“Siempre lo ando jod**ndo porque no me deja darle un hit”
En medio del espectáculo y la camaradería del All-Star Game 2025, una declaración jocosa pero reveladora del jardinero Randy Arozarena encendió las redes y los micrófonos. Durante una breve entrevista antes del Home Run Derby, el carismático outfielder de los Seattle Mariners confesó una de sus frustraciones más personales en Grandes Ligas: no poder conectar un solo hit ante su compatriota y amigo, Aroldis Chapman.
“Chapman es mi hermano… pero no me deja darle un hit. Siempre lo ando jod**ndo con eso”, soltó Arozarena entre risas, mientras posaba con fanáticos en el Truist Park de Atlanta.
La anécdota, recogida en un video publicado por el medio Con Las Bases Llenas, sacó a la luz uno de esos duelos silenciosos pero intensos que ofrece la MLB entre compatriotas: el duelo Chapman vs. Arozarena, una historia breve pero absolutamente unilateral.
⚡ Dominio total: Chapman 8 – Arozarena 0
Desde 2020 hasta 2025, ambos cubanos se han enfrentado en ocho turnos oficiales entre temporada regular y postemporada. El saldo es demoledor:
- 0 hits para Arozarena
- 5 ponches recibidos
- 1 boleto negociado (2021)
- Dominio absoluto del relevista holguinero
En todos esos enfrentamientos, el ahora cerrador de los Boston Red Sox impuso su ley con lanzamientos cercanos a las 100 millas por hora. El WHIP de 0.78 y su actual promedio de 13.4 ponches por cada 9 entradas en 2025 refuerzan la pesadilla que representa enfrentarlo… incluso para un bateador élite como Arozarena.
“No importa si es abril o octubre, Chapman me tira fuego por la zona. No hay manera”, bromeó el jardinero de los Mariners.

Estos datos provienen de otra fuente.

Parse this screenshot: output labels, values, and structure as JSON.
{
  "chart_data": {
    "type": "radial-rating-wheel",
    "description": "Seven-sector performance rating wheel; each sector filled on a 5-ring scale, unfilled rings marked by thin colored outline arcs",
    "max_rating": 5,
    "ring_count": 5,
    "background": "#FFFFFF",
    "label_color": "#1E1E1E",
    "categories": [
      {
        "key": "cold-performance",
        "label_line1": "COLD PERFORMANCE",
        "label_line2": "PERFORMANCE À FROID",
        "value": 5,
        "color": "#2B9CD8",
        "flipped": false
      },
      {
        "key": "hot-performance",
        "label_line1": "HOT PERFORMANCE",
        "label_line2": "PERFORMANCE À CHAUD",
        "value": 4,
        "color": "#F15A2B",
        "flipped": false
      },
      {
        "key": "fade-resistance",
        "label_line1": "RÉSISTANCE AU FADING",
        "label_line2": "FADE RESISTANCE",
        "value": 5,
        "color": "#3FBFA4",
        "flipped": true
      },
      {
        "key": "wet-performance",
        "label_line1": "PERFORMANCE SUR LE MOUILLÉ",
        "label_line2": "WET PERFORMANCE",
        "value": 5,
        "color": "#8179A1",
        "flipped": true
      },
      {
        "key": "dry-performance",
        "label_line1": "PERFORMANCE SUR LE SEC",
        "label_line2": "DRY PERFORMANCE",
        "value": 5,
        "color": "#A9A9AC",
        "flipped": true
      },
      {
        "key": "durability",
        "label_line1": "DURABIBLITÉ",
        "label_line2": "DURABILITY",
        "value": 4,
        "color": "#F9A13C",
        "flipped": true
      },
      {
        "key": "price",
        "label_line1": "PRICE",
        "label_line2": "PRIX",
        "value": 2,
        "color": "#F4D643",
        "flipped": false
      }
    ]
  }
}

🤝 Más que rivales: Compadres en la Liga Americana
Este año, por primera vez, Randy Arozarena y Aroldis Chapman vestirán el mismo uniforme en un All-Star Game. La lesión de Julio Rodríguez permitió que Arozarena fuera llamado como reemplazo de última hora por la Liga Americana, uniéndose así a la octava aparición estelar del zurdo de 37 años.
Ambos peloteros no solo comparten raíces cubanas, sino que también representan dos generaciones distintas de impacto caribeño en las Grandes Ligas. Arozarena, con su desparpajo mediático y su participación inolvidable en el Clásico Mundial 2023 con México, se ha consolidado como uno de los rostros más carismáticos del béisbol actual. Por su parte, Chapman sigue cimentando su legado como uno de los cerradores más intimidantes de la era moderna.
🧊 ¿Habrá desquite? Solo si el destino lo quiere
A menos que ocurra un cambio de equipo o se enfrenten en hipotéticos playoffs, Randy Arozarena no volverá a ver a Chapman en el montículo esta temporada. Por ahora, el marcador se mantiene en blanco para el bateador, mientras el lanzador disfruta de un 1.22 de efectividad y un resurgimiento imponente con Boston.
Mientras tanto, la amistad entre ambos continúa intacta, con bromas, respeto mutuo y una rivalidad deportiva que podría convertirse en leyenda entre los fanáticos del béisbol cubano.
🎙️ Una frase, un juego, una historia
En el mundo de los datos duros, Arozarena lo resume mejor con su autenticidad:
“Él tira duro… pero ya le voy a dar uno. Uno, al menos. O se lo voy a gritar desde el dogout”.
Quién sabe. Tal vez en el All-Star Game, bajo las luces de Atlanta, uno de esos dos sonría con el último guiño del destino.